$SSV ⬇️
$SSV just saw 19.7x selling volume, smart money exiting?
- I expect further downside in the short term, as the massive volume spike and sharp drop strongly suggest distribution by larger players or panic selling — there is no evidence of absorption or buying at these levels yet.
- A high-probability setup is to look for short entries on a rejection from the 2.045–2.121 USDT resistance region. Wait for confirmation: a bearish engulfing candle, lower-high structure, or rejection wicks on the 15m or 5m timeframe.

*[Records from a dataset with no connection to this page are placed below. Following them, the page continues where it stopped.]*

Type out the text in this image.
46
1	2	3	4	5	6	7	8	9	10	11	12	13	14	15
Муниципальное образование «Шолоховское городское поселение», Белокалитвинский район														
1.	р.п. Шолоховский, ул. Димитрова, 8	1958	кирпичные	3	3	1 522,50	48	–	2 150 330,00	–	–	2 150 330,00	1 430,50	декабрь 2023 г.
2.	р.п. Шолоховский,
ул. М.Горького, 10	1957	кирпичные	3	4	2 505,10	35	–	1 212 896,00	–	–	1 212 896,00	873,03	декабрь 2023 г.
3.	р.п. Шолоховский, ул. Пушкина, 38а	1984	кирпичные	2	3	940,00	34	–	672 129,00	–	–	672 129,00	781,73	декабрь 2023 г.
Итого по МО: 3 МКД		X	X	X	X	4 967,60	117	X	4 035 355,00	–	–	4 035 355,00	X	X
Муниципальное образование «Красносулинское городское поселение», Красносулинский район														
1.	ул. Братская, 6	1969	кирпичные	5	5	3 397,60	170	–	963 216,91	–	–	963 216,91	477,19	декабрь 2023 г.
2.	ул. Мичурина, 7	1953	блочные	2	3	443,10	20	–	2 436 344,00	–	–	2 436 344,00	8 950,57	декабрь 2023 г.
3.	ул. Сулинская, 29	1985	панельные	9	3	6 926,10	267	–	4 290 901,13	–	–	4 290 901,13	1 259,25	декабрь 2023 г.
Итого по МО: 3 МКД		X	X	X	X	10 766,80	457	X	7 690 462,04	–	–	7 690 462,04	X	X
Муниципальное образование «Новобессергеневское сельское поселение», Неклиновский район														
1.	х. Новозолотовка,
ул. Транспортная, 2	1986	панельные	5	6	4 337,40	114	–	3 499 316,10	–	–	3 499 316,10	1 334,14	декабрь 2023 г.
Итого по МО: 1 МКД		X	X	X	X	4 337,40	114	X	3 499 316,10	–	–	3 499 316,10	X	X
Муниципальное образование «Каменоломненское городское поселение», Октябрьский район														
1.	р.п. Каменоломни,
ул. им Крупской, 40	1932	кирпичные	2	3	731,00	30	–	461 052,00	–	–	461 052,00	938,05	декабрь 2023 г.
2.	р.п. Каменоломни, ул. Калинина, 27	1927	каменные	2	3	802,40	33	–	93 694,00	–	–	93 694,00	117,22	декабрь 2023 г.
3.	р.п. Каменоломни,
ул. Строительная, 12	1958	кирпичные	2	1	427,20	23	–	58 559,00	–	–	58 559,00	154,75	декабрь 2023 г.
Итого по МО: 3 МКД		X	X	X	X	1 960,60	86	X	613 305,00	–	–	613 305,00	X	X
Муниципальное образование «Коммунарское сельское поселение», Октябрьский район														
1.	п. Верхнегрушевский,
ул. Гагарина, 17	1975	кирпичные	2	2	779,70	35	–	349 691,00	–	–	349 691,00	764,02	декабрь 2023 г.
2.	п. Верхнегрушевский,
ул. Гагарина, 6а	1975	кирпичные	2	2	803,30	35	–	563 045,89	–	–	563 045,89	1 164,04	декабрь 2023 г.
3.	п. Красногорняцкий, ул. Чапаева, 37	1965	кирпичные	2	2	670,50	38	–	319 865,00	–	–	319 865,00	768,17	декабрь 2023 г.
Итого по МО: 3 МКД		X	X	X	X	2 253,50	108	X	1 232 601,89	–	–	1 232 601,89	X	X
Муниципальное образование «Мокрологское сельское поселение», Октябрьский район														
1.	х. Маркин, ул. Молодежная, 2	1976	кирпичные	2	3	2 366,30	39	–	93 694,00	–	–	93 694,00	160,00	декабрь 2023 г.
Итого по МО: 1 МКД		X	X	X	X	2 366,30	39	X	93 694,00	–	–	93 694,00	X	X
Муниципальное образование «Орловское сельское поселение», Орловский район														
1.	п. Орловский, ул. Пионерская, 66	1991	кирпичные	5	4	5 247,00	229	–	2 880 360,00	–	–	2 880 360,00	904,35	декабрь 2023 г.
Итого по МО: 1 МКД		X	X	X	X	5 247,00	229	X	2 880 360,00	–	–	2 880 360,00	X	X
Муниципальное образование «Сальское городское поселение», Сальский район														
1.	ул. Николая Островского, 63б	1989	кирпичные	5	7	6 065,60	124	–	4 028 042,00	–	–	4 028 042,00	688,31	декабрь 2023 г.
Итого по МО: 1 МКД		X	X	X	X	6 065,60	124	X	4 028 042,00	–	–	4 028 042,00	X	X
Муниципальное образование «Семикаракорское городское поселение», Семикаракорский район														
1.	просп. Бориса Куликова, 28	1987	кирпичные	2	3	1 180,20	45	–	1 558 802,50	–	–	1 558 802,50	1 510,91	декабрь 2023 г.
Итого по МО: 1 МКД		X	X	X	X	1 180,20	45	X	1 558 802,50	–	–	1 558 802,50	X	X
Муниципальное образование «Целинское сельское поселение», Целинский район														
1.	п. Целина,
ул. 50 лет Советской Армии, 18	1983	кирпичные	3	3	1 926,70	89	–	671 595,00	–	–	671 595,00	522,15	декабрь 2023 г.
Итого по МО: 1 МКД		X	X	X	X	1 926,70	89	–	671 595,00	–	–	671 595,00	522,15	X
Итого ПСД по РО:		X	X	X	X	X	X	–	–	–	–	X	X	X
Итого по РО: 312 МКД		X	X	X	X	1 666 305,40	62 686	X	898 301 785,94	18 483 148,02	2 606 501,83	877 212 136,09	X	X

- Example trade: If price bounces to 2.045–2.121 USDT and gets rejected, enter short with a take profit at 2.001 USDT, then 1.935 USDT. Place stop-loss above the swing high of the rejection candle for safety.
- If price suddenly recovers above 2.121 USDT with strong bullish candles and volume, and especially if it reclaims 2.173 USDT, reconsider the bearish bias as this could be a trap and the start of a reversal.
- Only consider long setups if there’s a sharp liquidity sweep below 1.935 USDT followed by a strong reversal candle and high buying volume. Wait for clear confirmation — don’t try to catch a falling knife!
📝 This is not investment advice, only an educational analysis. Please use your own judgment and risk management before trading.